One of the things I found most amazing about Dave was that, in a field built around looking forward, he would always be a step ahead of everyone else. I can’t count how many times, Dave would say, “You know, planners really should be paying more attention to X’” – and then he would craft a concept paper or case statement on “X” and three to four years later “X” would be the “hot emerging topic” in the planning field.
He was an amazing teacher and a great listener. His legacy will live on in all of us.
Great man. He had as big of an impact on the planning profession as anyone. Good person too. I learned a ton from him. Many have benefited from his work—directly and indirectly.

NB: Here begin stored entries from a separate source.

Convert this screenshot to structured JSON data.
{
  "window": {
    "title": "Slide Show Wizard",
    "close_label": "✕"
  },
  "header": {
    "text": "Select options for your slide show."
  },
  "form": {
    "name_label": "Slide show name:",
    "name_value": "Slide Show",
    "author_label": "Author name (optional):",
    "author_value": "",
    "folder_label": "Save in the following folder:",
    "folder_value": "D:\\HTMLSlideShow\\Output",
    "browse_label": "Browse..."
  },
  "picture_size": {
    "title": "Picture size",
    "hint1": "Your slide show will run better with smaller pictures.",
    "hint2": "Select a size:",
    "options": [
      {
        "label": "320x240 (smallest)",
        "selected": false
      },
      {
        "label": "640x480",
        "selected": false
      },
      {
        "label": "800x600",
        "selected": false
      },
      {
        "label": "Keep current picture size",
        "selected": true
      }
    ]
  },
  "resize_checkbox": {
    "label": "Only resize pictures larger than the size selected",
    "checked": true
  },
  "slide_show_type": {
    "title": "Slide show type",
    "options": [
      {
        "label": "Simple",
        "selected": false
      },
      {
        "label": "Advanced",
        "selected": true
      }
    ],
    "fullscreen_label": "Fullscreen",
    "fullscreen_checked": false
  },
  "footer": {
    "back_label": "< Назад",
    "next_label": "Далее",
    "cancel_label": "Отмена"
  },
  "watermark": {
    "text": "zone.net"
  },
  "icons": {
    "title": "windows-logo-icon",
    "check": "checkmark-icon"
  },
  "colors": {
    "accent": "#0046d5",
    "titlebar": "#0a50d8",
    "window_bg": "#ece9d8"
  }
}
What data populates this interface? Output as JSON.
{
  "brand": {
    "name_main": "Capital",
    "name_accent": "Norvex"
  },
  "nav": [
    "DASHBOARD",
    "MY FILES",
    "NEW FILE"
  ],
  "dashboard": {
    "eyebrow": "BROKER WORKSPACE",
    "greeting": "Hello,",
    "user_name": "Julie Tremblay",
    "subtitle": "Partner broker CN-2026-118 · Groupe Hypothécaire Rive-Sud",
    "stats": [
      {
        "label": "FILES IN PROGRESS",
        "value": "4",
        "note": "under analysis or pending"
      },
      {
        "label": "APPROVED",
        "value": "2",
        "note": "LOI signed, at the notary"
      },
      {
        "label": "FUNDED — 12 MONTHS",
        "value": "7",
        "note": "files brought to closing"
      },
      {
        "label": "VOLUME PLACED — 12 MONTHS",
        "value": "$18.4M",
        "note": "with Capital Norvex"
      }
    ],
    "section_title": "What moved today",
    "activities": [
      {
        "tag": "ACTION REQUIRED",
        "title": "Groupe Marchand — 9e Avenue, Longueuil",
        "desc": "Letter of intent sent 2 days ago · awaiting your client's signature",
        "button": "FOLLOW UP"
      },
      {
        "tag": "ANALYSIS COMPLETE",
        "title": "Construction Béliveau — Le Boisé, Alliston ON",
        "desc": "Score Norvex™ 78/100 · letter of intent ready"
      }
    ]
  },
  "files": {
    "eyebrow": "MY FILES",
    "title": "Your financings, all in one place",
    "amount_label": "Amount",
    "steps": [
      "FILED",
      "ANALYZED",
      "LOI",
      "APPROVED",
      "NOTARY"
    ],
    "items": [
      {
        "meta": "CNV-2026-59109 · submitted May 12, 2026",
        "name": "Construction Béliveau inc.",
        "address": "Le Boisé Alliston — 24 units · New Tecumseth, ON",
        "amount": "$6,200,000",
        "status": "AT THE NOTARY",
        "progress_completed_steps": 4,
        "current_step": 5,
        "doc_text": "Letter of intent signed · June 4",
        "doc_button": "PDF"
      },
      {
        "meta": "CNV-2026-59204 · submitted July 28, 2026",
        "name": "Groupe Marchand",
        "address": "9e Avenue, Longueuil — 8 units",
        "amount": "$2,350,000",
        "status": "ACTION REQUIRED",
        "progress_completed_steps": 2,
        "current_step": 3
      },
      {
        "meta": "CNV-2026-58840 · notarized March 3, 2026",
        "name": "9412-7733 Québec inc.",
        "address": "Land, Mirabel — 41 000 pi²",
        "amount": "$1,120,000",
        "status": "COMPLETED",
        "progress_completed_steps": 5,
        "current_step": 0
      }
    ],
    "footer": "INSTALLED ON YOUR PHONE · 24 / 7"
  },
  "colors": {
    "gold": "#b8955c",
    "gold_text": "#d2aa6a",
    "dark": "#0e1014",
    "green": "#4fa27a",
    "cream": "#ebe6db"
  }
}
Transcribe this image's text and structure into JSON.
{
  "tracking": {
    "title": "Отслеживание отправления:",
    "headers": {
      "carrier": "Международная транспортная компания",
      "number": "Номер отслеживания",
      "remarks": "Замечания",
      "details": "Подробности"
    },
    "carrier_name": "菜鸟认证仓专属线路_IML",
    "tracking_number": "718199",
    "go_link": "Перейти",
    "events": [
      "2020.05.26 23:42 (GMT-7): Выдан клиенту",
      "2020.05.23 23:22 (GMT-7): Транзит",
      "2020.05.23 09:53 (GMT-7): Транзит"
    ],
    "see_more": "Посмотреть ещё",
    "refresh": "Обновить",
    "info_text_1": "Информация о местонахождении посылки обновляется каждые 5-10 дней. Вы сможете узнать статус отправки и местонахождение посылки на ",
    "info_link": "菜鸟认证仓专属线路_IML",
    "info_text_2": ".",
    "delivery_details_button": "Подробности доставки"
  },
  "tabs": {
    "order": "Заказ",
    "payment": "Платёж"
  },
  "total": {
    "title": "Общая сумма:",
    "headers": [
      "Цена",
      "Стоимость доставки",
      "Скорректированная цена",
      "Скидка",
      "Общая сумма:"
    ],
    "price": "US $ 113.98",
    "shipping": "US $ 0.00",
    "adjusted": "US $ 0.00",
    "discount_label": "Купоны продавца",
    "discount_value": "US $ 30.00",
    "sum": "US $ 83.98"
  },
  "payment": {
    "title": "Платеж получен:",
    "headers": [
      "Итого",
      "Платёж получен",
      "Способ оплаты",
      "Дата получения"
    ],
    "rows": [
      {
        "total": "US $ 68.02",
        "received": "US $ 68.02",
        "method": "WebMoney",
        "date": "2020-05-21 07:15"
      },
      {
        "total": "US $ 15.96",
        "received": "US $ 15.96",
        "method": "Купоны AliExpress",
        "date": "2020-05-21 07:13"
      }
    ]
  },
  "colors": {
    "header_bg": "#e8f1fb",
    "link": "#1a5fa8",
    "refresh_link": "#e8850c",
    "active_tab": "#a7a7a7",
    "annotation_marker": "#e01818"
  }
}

Included in David’s exemplary and lengthy list of contributions is his service on the Chapel Hill Town Council. Serving as an elected official at a critical period in Chapel Hill’s growth, he applied his planning knowledge and wisdom to a complicated set of circumstances and helped negotiate an intergovernmental agreement that has held in place for 30 years.
What an inspiration he has been to practicing planners and elected officials.
One of the founders of the greatest graduate program for city planning.
DG was a wonderful scholar. I apply what I learned from him every day.
He influenced many lives through his work and contributions. He will be remembered.
The most impactful professor I ever had and a tremendous person and mentor. His Regional Planning Methods got me hooked on planning practice and academics.
I had the joy of co-authoring a book with him on a topic that was way ahead of its time, typical of Dave’s curiosity and practical know-how.
It was an honor and a pleasure to be his teaching assistant, to work with and learn from such a great mind, to have such a great man help shape my career.
He was a brilliant teacher who was able to help us, his students, achieve what at first glance seemed beyond our capabilities. He and DCRP are inseparable in my memories.
Dave worked tirelessly for our profession and for DCRP. I am lucky to have known him.
David Godschalk’s books and writings were my introduction to planning in school. I’ll always remember his name because so many important planning texts and writings are his. He had and will continue to have an influence on my career and life.
Dave was a brilliant planner, an inspired educator, and great advocate for the planning profession. He will be dearly missed.
A summer internship with Dave turned into a full-time job upon graduation, and launched me in a wonderful way on my planning career.
I haven’t met a planner who loved the profession more than Dave. He believed whole heartedly in the work we do and wanted to elevate how our profession was perceived by people outside of the field.
What I admired most about Dave was just who he was at his core. He was humble and modest, always giving other people credit and compliments. He tackled challenging issues – social, environmental, economic – with excitement because he knew that without hard work we cannot positively affect change.
Dave was always such a positive and inspiring person for me. He always had time to talk, and had a great dry wit and wry sense of humor. Most of all, he was passionate about Planning, and about the essential value of good planning for communities. He was an enthusiastic learner as well, always seeking out new approaches, learning about the experiences of communities across the country, and eager to help advance Best Practices in the profession.
David was an inspiration and mentor to me from my days as a planning student and neighbor in Chapel Hill in 1961. He was always on point in identifying new community issues and needs and defining the language of our generation of planners. Character Preservation, Creating Place, Disaster Mitigation,
Sustainable Communities, Resiliency, Negotiated Understandings, Dispute Arbitration, etc., etc. We all cherish his memory and contributions.
Dave will always serve as a model to me on how to live a full life.